Art In Our Time
A History of The Museum of Modern Art
Edited by Harriet Schoenholz Bee and Michelle Elligott. Foreword by Glenn Lowry.
In the late 1920s, conservative policies were the norm among traditional museums--that is, until three progressive patrons of the arts decided to establish an institution devoted exclusively to modern art. When The Museum of Modern Art was founded in 1929, its first director, Alfred H. Barr, Jr., dedicated it to helping people understand and enjoy the new visual arts of the time, his hope was that this new institution would offer New York "perhaps the greatest museum of modern art in the world." The public responded with enthusiasm--and has continued to do so over the history of the Museum's extraordinary development: from an initial gift of eight prints and one drawing, MoMA's collection has grown to include over 100,000 paintings, sculptures, drawings, prints, photographs, architectural models and drawings, and design objects; 19,000 films and four million film stills; and 160,000 books, artists' books, and periodicals.
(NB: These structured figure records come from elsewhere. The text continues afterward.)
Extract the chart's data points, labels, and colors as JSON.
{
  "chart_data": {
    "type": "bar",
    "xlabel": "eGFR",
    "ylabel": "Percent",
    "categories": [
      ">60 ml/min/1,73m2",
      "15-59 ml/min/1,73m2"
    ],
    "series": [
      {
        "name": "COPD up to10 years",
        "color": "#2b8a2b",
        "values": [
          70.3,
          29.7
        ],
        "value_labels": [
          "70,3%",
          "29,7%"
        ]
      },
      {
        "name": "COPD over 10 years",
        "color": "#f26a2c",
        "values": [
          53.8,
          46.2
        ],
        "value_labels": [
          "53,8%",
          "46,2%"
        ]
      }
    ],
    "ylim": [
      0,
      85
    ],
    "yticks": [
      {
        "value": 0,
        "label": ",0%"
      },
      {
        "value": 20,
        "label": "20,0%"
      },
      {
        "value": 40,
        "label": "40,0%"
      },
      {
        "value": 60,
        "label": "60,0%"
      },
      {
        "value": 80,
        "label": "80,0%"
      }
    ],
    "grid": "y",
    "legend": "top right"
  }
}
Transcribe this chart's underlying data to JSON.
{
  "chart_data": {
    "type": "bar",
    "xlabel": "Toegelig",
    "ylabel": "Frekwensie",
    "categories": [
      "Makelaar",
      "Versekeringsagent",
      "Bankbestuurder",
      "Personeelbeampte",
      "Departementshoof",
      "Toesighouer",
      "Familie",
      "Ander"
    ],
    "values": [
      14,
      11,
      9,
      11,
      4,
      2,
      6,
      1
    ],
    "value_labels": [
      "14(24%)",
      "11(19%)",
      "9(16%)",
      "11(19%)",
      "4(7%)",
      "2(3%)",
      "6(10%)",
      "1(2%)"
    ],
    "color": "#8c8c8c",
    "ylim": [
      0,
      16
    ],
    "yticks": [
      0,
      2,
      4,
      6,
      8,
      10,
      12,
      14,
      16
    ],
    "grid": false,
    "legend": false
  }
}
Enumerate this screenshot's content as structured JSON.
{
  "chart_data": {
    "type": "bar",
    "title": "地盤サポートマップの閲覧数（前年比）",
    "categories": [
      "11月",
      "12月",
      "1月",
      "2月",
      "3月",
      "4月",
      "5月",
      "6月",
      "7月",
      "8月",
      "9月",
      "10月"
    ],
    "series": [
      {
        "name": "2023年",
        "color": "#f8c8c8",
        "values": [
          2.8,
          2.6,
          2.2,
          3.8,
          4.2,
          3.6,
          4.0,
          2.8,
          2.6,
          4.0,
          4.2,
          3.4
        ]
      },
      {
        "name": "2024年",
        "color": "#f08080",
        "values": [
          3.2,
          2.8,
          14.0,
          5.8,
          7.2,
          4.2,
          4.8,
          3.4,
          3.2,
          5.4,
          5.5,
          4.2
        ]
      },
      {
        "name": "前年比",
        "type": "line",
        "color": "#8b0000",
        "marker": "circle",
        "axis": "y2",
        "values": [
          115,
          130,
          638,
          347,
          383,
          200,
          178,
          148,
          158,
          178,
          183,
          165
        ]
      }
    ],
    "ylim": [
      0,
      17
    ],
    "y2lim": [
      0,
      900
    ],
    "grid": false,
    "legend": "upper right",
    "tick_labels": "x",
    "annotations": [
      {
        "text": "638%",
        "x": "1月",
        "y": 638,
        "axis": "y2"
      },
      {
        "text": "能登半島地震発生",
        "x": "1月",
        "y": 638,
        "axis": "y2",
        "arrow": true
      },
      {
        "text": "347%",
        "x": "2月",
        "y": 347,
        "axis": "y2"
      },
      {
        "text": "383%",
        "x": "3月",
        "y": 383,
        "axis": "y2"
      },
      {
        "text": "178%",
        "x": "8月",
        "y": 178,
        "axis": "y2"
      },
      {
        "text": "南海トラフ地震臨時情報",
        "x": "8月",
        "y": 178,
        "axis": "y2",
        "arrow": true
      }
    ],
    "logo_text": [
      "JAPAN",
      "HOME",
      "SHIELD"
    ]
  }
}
Published on the occasion of the Museum's 75th birthday and the opening of its new building, Art in Our Time: A History of MoMA, is a picture book of historical photographs and archival documents, many of which have never before been published. Included are images of the various Museum buildings and gardens, from its original home in the Heckscher Building at the corner of Fifth Avenue and 57th Street, to its present location in Yoshio Taniguchi's complex on 53rd Street; installation shots of major exhibitions and important events at the Museum, and photographs of curatorial staff and Museum officials whose discerning policies helped shape our understanding of modern art. Documents include excerpts from letters, invitations, and other archival material that tell the story of The Museum of Modern Art from its beginnings to the present. The book is divided into eight sections starting with documentation of the modern art scene in New York prior to the Museum's opening; and then offering a chronology that covers the museum's 75-year history in seven parts divided into 10- to 15-year increments.